Are non-profits structurally less able to innovate? During one of the dinners associated with the meeting, I struck up a conversation with a scientist who also studies the psychology of innovation. It was a fascinating discussion. One of the traps that can derail innovation is a lack of follow-through — that is, ideas start, but then the will to execute them, overcome unexpected barriers, or invest sufficiently to realize the goal falters. It is difficult for commercial organizations to innovate, but often they have a consistency of leadership and a culture of long-term financial planning that help support consistent effort and innovation projects.
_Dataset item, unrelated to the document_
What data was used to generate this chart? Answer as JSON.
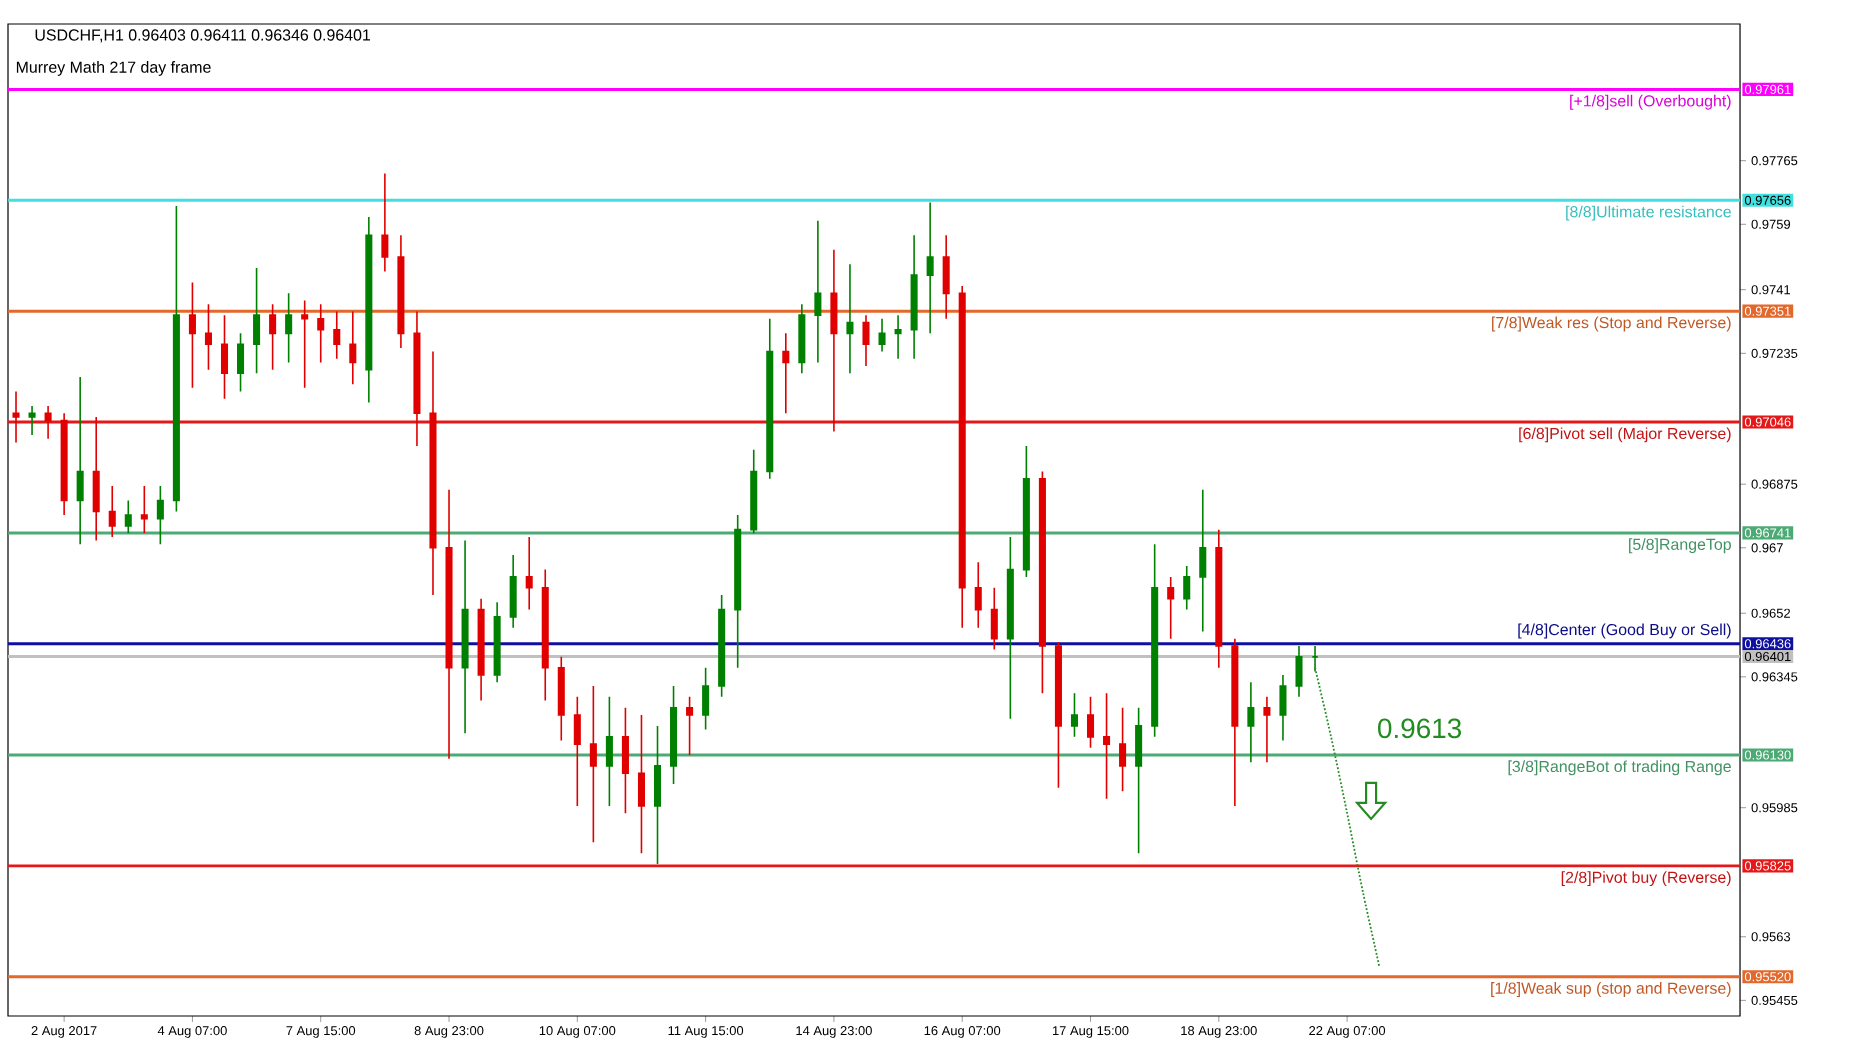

Non-profits, on the other hand, churn elected leadership regularly. Many elected society leaders have one-year terms, and bring a completely new set of priorities to the organization when they arrive. This continuous need for management to reeducate and refocus draws resources and attention away from new initiatives, making them less likely to succeed. Ultimately, a lesson of “we can’t innovate” may take hold in an organization, shutting down innovation initiatives firmly. It’s something to think about.
There were a lot of great topics covered at the meeting — reproducibility, climate science data publishing, emerging data standards, and university presses included. The group was convivial and navigated difficult conversations with respect and genuine curiosity. We can only hope to emulate a similar tone in every venue.